11. Listening to them, I see two distinct worlds— one of the family, caught in a web of poverty, burdened by the stigma of caste in which they are born; the other a vicious circle of the sahukars, the middlemen, the policemen, the keepers of law, the bureaucrats and the politicians. Together they have imposed the baggage on the child that he cannot put down. Before he is aware, he accepts it as naturally as his father. To do anything else would mean to dare. And daring is not part of his growing up. When I sense a flash of it in Mukesh I am cheered. “I want to be a motor mechanic,’ he repeats. He will go to a garage and learn. But the garage is a long way from his home. “I will walk,” he insists. “Do you also dream of flying a plane?” He is suddenly silent. “No,” he says, staring at the ground. In his small murmur there is an embarrassment that has not yet turned into regret. He is content to dream of cars that he sees hurtling down the streets of his town. Few airplanes fly over Firozabad.
- two distinct worlds: two clearly different environments or situations.
- web of poverty: a complex and challenging situation of poverty.
- burdened by the stigma of caste: oppressed by the negative perception associated with their social caste.
- vicious circle: a cycle of negative events or influences.
- sahukars: moneylenders or wealthy individuals who often take advantage of those in financial need.
- middlemen: intermediaries who stand between producers and consumers, sometimes exploiting both.
- keepers of law: individuals responsible for enforcing laws, such as the police.
- bureaucrats: government officials responsible for administration and implementing policies.
- politicians: individuals in positions of political power.
- imposed the baggage: forced the burdens or challenges onto them.
- dare: to challenge or go against something.
- daring is not part of his growing up: the culture and circumstances discourage taking risks or challenging the norm.
- flash of it in Mukesh: a brief moment or glimpse of this attitude in Mukesh.

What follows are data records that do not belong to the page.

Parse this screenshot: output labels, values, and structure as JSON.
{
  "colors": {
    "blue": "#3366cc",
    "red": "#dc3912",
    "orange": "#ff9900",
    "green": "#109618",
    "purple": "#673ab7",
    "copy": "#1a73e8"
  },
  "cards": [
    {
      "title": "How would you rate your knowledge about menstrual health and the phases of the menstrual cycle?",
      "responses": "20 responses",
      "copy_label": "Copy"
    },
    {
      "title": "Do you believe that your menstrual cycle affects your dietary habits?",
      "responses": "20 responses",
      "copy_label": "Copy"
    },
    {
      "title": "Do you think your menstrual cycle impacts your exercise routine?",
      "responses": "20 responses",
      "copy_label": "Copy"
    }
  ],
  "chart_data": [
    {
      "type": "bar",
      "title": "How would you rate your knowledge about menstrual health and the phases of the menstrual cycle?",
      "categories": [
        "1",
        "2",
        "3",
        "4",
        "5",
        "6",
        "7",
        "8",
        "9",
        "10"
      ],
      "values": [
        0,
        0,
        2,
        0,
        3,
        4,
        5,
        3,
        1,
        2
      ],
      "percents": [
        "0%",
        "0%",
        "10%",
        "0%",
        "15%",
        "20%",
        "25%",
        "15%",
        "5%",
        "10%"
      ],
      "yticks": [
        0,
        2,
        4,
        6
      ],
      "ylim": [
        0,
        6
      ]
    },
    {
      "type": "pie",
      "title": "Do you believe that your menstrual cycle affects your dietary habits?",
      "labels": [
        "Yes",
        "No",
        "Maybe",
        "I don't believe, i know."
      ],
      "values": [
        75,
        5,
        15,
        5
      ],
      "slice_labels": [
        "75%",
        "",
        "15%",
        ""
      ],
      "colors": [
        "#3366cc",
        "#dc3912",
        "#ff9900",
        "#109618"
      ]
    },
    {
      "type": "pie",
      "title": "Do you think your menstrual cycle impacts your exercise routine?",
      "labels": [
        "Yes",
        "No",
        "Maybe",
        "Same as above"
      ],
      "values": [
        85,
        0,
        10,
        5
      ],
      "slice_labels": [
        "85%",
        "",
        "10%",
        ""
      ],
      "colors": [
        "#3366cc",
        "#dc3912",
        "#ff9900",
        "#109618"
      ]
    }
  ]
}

- motor mechanic: someone who repairs and maintains vehicles.
- garage: a place where vehicles are repaired and maintained.
- long way from his home: a significant distance from where he lives.
- staring at the ground: looking down at the floor, often indicating hesitation or embarrassment.
- embarrassment that has not yet turned into regret: feeling self-conscious or uneasy about something without fully regretting it yet.
- content to dream of cars: satisfied with the aspiration of becoming a motor mechanic and working with cars.
- hurtling down the streets: moving quickly along the streets.
- few airplanes fly over Firozabad: not many airplanes are seen flying in the sky above Firozabad.
In this passage, the narrator reflects on the distinct worlds of the bangle-making families and the system that surrounds them, which includes sahukars, middlemen, police, bureaucrats, and politicians. The passage discusses how the burdens of poverty and societal constraints are passed down from one generation to another. The narrator observes that daring to challenge these circumstances is rare due to the lack of opportunity and the weight of tradition. Mukesh’s desire to become a motor mechanic stands out as a glimmer of hope in a system that discourages ambition. However, the passage also reveals how the dream is confined to what is locally accessible and achievable, as evidenced by Mukesh’s contentment with the idea of working with cars. The limited aspirations reflect the constrained environment they live in.